Parmi les lauréats de cette année figurent deux chercheurs de Gustave Roussy, qui vont ainsi voir leur projet soutenu financièrement par la Fondation BMS :
- Pr Nathalie Chaput-Gras - Ciblage des lymphocytes T sénescents (Tsen) pour améliorer l’efficacité de l’immunothérapie en oncologie ; Axe recherche clinique et translationnelle
Les lymphocytes T sont des cellules clés du système immunitaire : ils participent à la défense de l’organisme contre le cancer en reconnaissant et en détruisant les cellules tumorales. Cependant, il a récemment été mis en évidence que ces cellules pouvaient elles-mêmes être affectées par un processus appelé sénescence. Ce phénomène conduit à l’accumulation dans l’organisme de lymphocytes T sénescents (Tsen), qui perdent leur capacité antitumorale.
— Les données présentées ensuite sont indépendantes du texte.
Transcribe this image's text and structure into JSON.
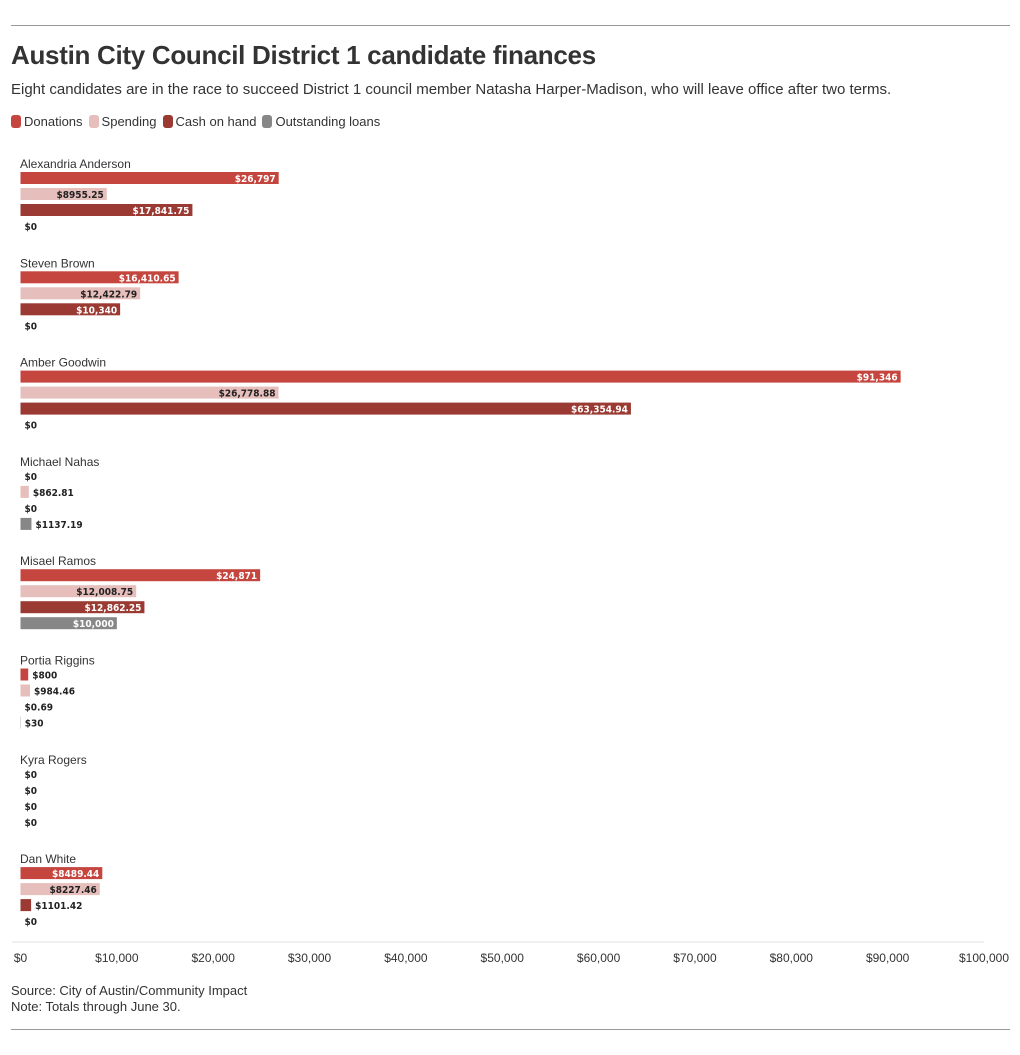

Les travaux menés par l’équipe de la Pr Chaput-Gras ont montré qu’un taux élevé de Tsen chez certains patients est corrélé à une moins bonne réponse à l’immunothérapie. Ce projet de recherche vise à approfondir cette observation, en testant l’hypothèse selon laquelle les Tsen constituent un obstacle majeur à l’efficacité de l’immunothérapie. L’ambition est également de démontrer qu’en ciblant ces cellules dysfonctionnelles, il est possible de restaurer ou de renforcer la réponse immunitaire antitumorale, ouvrant ainsi la voie à de nouvelles stratégies thérapeutiques.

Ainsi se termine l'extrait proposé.